Tembakan dari hampir semua tentara di bahagian kiri kapal itu masih membahana sambung bersambung, ketika kapten di kapal patroli itu menyadari bahaya yang mengancam mereka, yang berasal dari peluru pistol sinar yang menyala di tutup tabung torpedo.
"Tinggalkan kap….."
Perintahnya terlambat sudah. Sebuah ledakan yang amat dahsyat, akibat meledaknya torpedo di bahagian kiri kapal itu, tidak hanya menelan suara si kapten, tapi sekaligus menelan kapal berikut nyawa semua awaknya. Bersamaan dengan suara ledakan yang menggelegar, hampir semua bahagian kapal berikut dua puluh lima tentara di atasnya hancur berkeping.
Bahkan kapal yang tadi dibawa si Bungsu, yang ditambatkan di belakang, tak luput dari terkaman ledakan torpedo yang dahsyat itu. Kepingannya disemburkan ke udara belasan meter bersama nyala api yang amat marak. Kemudian satu persatu kepingan itu runtuh berderai ke laut yang gelap. Kemudian laut pun ditelan sepi.
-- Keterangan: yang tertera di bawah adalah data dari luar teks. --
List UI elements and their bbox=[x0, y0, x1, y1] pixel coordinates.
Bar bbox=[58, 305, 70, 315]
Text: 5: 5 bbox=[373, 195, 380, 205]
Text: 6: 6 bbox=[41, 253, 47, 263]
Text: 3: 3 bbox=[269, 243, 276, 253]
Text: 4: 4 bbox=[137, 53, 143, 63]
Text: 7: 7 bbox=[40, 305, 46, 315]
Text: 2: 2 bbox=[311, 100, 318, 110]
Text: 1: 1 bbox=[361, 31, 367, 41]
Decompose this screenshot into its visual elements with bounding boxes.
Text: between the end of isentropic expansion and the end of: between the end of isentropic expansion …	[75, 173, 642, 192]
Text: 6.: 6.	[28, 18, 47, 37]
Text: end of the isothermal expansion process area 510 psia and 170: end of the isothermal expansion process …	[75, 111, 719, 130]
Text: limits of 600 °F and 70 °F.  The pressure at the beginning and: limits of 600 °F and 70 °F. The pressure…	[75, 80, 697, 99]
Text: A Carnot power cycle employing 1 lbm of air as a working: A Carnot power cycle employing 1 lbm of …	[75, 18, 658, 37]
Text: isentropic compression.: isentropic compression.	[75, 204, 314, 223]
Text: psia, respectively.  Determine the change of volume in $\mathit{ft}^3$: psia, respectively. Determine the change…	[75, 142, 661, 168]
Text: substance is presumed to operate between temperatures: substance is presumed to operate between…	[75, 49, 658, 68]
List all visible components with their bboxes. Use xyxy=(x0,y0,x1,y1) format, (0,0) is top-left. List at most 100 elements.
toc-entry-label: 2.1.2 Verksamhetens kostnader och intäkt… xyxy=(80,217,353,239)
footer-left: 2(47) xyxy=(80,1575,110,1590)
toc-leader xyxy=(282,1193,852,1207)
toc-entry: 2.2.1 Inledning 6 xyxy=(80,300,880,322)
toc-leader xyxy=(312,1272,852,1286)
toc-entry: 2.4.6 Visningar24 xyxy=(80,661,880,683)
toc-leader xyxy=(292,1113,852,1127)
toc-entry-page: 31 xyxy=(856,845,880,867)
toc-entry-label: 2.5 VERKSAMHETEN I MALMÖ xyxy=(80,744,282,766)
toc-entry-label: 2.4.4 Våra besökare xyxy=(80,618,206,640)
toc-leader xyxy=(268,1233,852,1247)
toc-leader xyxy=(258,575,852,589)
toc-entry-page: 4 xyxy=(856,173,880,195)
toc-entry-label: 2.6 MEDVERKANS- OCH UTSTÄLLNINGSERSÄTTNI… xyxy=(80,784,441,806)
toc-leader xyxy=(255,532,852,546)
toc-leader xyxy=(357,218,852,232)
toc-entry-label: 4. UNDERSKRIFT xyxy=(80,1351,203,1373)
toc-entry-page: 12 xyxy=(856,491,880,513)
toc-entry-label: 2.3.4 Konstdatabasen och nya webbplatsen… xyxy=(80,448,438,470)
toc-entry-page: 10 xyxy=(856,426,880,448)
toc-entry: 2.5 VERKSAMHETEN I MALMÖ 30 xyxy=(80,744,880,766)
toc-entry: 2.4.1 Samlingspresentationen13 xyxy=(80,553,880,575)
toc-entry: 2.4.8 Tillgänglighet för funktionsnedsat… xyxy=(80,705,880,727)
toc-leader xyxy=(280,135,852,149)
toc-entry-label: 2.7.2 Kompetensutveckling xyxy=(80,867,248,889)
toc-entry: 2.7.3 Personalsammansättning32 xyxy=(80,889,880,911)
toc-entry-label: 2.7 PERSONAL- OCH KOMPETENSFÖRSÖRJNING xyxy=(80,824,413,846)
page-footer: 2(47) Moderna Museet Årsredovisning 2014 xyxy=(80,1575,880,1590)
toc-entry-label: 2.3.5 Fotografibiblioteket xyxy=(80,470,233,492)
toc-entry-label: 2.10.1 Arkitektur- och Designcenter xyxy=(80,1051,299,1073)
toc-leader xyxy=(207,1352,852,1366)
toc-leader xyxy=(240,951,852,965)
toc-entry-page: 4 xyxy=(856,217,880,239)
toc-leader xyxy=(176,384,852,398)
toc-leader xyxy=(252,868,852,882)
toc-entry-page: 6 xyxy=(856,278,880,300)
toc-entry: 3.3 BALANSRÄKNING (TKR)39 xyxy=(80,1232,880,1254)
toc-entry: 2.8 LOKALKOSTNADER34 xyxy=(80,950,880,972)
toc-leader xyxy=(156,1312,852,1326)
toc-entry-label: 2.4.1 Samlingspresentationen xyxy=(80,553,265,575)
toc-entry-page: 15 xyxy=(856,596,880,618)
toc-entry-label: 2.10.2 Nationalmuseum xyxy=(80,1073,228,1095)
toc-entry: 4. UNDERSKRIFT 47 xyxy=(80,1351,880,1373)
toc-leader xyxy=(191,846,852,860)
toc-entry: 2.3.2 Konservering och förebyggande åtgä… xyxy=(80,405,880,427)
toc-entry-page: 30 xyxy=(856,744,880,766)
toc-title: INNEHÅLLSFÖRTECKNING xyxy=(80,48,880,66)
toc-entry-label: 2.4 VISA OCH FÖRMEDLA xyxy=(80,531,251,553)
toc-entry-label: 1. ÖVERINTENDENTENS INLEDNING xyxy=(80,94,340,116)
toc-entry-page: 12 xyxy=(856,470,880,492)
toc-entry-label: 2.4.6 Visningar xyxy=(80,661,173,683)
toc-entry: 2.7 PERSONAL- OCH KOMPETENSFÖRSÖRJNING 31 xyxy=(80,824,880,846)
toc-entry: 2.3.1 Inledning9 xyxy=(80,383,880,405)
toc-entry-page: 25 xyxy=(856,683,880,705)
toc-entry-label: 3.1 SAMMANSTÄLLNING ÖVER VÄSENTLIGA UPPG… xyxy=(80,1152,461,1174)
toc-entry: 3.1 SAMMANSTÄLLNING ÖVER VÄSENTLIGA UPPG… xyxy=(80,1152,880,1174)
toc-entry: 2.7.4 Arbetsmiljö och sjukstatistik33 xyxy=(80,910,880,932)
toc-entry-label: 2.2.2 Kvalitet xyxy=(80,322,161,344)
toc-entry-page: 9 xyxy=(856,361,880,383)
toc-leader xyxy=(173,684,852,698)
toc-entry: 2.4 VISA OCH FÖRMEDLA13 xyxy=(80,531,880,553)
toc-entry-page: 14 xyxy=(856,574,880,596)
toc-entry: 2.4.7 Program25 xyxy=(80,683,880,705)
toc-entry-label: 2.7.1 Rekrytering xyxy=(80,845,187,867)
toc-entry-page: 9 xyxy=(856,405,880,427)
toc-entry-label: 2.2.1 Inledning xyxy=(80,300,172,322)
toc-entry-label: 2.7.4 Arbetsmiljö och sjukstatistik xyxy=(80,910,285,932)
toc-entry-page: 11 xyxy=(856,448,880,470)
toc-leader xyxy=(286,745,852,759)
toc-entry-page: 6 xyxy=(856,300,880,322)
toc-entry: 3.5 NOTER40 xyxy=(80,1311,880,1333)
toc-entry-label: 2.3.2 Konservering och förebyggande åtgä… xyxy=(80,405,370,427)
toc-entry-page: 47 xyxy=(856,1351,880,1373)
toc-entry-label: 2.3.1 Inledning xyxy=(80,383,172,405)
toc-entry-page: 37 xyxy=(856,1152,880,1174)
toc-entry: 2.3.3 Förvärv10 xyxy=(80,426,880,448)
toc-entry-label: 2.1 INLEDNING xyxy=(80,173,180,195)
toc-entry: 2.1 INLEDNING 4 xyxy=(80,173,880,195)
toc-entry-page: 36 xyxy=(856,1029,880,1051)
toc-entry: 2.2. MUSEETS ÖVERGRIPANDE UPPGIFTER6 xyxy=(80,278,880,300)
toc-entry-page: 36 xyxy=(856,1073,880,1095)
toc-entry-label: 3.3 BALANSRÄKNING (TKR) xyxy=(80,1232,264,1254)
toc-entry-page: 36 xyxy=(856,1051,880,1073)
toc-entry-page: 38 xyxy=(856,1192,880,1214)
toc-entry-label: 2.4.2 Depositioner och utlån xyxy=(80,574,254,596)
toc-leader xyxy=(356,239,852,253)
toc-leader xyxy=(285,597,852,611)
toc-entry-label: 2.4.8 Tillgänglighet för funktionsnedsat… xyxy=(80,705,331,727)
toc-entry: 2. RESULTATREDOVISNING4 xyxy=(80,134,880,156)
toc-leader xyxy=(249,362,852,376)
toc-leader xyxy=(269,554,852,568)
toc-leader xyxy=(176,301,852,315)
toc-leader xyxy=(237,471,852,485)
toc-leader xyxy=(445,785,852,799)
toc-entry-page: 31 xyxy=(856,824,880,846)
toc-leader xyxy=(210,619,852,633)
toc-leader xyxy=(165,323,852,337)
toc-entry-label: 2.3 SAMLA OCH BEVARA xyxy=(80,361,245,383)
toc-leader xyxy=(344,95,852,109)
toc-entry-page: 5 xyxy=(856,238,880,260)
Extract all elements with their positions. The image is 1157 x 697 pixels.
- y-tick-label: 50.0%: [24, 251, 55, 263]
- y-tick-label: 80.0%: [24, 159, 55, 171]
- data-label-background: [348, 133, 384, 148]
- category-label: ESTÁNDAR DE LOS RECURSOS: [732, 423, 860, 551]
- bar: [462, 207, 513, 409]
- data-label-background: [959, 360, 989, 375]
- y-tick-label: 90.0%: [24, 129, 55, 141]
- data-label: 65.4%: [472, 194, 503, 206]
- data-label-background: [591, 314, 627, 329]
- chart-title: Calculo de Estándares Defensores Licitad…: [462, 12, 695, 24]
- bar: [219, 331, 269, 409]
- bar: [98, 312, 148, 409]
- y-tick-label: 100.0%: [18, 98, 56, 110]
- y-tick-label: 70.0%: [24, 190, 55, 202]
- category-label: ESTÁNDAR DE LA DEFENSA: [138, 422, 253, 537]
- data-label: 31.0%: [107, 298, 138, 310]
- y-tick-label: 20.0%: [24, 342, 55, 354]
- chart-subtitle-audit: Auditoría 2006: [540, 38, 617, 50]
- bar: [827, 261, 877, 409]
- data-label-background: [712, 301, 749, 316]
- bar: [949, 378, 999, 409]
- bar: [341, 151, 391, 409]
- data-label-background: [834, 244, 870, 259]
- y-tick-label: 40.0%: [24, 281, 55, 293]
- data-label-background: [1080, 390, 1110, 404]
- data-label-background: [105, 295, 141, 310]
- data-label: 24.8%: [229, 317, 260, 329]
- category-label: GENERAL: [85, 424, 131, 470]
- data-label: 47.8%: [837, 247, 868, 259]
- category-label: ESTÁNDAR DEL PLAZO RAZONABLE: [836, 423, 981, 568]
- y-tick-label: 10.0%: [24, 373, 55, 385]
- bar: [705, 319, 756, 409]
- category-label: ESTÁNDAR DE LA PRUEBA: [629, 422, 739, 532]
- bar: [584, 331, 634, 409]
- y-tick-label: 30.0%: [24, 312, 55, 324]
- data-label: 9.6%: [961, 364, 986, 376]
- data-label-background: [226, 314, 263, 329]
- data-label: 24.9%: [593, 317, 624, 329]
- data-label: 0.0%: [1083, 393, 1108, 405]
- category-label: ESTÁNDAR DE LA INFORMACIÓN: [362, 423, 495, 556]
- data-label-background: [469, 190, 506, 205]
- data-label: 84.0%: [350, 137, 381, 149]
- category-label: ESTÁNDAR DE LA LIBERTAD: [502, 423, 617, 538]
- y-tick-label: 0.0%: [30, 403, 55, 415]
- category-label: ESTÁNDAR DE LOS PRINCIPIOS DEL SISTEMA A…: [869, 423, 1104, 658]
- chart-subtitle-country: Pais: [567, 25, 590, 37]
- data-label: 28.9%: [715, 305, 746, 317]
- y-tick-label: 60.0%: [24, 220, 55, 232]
Beberapa saat kemudian si Bungsu muncul ke permukaan air. Yang kelihatan hanya gelap yang mencekam. Beberapa keping kayu dan fiberglass mengapung di sekitar si Bungsu.
Namun kegelapan yang sunyi itu hanya berlangsung beberapa menit. Setelah itu, dari kejauhan dia melihat cahaya lampu sorot bermunculan. Dari kiri, dari kanan dan dari belakangnya. Sayup-sayup dia menangkap suara mesin kapal mendekat.